Quand la majorité présidentielle et la majorité parlementaire coïncident, la nature présidentielle de notre régime politique s’en trouve renforcée. Le président de la République a, alors, des pouvoirs considérés comme trop importants (cf l’opinion exprimée par Pierre Mazeaud). Cette année, pour diverses raisons, les candidats de la majorité présidentielle ne sont pas parvenus à avoir la majorité absolue. Dès lors, une majorité à l’Assemblée, différente de la majorité présidentielle conduit à une parlementarisation du régime et, par conséquent, à la réduction des pouvoirs du président de la République. Conflit de légitimité.

Pierre Mazeaud ne se trompait pas. Les sondages révélaient que si plus de 58 % des Français avaient souhaité renouveler le mandat d’Emmanuel Macron, une majorité d’entre eux souhaitait qu’il n’obtienne pas une majorité absolue à l’Assemblée nationale, malgré le risque que constitue une cohabitation qui a laissé de mauvais souvenirs. Le succès relatif du slogan électoral : « Mélenchon Premier ministre » et l’alliance des mouvements de gauche ont changé la donne et incontestablement stimulé cette évolution de l’opinion.

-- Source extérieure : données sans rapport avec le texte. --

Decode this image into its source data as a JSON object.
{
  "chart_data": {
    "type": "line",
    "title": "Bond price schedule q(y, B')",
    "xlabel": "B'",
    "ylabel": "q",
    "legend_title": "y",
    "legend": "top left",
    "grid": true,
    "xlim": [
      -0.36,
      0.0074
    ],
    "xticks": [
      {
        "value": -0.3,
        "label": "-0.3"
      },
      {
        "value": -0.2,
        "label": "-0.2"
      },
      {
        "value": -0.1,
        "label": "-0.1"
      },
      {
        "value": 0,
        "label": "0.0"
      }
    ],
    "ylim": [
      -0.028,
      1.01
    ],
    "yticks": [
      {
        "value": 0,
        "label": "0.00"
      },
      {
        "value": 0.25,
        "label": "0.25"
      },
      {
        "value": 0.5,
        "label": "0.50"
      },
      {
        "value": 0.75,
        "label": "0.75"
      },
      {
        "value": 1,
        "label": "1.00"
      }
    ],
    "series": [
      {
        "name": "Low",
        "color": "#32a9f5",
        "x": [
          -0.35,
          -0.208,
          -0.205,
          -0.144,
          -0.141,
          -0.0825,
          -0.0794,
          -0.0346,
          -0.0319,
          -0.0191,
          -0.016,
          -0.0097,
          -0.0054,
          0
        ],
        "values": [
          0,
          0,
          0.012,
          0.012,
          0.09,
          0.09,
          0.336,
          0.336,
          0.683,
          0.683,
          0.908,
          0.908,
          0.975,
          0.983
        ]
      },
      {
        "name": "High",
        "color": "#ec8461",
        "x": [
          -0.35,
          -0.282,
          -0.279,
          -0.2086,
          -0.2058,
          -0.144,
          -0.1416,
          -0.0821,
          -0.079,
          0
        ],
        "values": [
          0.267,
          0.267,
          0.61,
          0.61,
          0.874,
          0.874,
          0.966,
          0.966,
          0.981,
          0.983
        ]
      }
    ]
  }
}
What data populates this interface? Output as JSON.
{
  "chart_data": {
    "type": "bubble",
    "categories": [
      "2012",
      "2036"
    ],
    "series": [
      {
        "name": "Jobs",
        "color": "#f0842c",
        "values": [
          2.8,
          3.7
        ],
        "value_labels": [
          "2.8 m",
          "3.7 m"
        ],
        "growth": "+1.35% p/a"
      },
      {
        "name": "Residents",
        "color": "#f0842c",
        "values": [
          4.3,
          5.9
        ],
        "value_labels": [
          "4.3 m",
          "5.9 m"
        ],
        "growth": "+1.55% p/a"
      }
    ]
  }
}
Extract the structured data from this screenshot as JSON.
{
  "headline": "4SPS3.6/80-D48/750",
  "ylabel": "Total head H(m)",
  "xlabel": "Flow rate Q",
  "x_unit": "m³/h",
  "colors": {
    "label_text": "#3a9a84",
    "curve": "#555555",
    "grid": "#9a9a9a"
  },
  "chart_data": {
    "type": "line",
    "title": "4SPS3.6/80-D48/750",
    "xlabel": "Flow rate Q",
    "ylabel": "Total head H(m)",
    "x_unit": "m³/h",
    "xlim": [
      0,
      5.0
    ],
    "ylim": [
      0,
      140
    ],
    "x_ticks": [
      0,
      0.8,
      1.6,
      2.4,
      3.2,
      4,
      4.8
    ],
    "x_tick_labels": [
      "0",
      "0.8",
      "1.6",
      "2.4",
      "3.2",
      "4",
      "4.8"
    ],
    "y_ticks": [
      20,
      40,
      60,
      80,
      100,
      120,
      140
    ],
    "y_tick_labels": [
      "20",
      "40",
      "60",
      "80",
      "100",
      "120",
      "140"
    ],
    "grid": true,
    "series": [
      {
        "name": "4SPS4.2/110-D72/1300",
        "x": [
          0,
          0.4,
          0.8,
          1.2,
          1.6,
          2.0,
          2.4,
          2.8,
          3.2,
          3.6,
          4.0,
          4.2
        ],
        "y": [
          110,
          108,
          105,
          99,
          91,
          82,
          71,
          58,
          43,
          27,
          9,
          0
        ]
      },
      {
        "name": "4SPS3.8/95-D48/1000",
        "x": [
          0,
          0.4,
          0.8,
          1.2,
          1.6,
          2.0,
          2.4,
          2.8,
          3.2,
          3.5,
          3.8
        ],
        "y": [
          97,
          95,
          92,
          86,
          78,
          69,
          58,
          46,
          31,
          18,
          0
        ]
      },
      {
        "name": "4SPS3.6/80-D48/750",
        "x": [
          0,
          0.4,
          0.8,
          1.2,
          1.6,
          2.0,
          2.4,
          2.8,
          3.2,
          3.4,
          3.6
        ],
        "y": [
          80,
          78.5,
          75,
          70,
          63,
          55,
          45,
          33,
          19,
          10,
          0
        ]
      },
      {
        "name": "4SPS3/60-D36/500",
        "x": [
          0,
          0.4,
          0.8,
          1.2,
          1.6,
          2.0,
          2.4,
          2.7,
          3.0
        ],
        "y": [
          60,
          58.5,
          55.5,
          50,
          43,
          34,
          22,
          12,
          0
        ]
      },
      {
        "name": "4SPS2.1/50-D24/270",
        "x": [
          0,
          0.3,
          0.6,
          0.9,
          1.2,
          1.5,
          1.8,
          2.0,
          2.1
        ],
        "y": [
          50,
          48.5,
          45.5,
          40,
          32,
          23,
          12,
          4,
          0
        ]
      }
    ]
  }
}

La complexité de la situation provient du fait que si les Français qui sont allés voter, ont voulu sanctionner le président de la République en lui refusant la majorité qu’il appelait de ses vœux, ils n’ont pas pour autant dégagé une autre majorité, laissant ainsi aux députés le soin de s’entendre pour permettre à notre pays d’être gouverné.

Aussi inattendu que soit le résultat de ce vote, il exprime l’aspiration d’une majorité de Français à une évolution de notre régime politique vers plus de justice et d’équilibre dans la représentation parlementaire. Cette aspiration doit être entendue.

Intéressant, non ?

La dissolution ? Personne n’y a intérêt avant plusieurs mois.

Il y aura donc une majorité par projet. Autant dire que l’instabilité a toutes les chances de caractériser le second mandat d’Emmanuel Macron. Les petits arrangements apparaîtront vite de nature à affaiblir l’efficacité de l’exécutif dans une période qui, sur le plan intérieur et international, nécessite de la réactivité et un maximum d’unité nationale. J’entends dire que le président du Sénat pourrait s’entendre avec le président de la République pour que le soutien des Républicains puisse se faire sans participation. Voilà qui sent bon la IVe République !

Si quelqu’un a une autre idée, c’est le moment de lever la main !

La France n’est pas ingouvernable. Elle va être gouvernée, mais mal, les réformes nécessaires ne pourront pas être faites, parce que « la niche est tombée sur le chien ». J’emprunte cette image à Thierry Rolland, le célèbre commentateur, qui avait coutume d’employer cette expression sportive quand, au cours d’un match, l’improbable, l’inimaginable, se produisait. Je trouve qu’elle s’applique particulièrement bien à ce qui s’est passé le dimanche 19 juin, au soir du deuxième tour des élections législatives.

Elle est drôle et est quand même plus élégante que les qualificatifs utilisés, dans les jours qui ont suivi, par les journalistes politiques qui ne cachaient pas leur satisfaction souvent clairement partisane.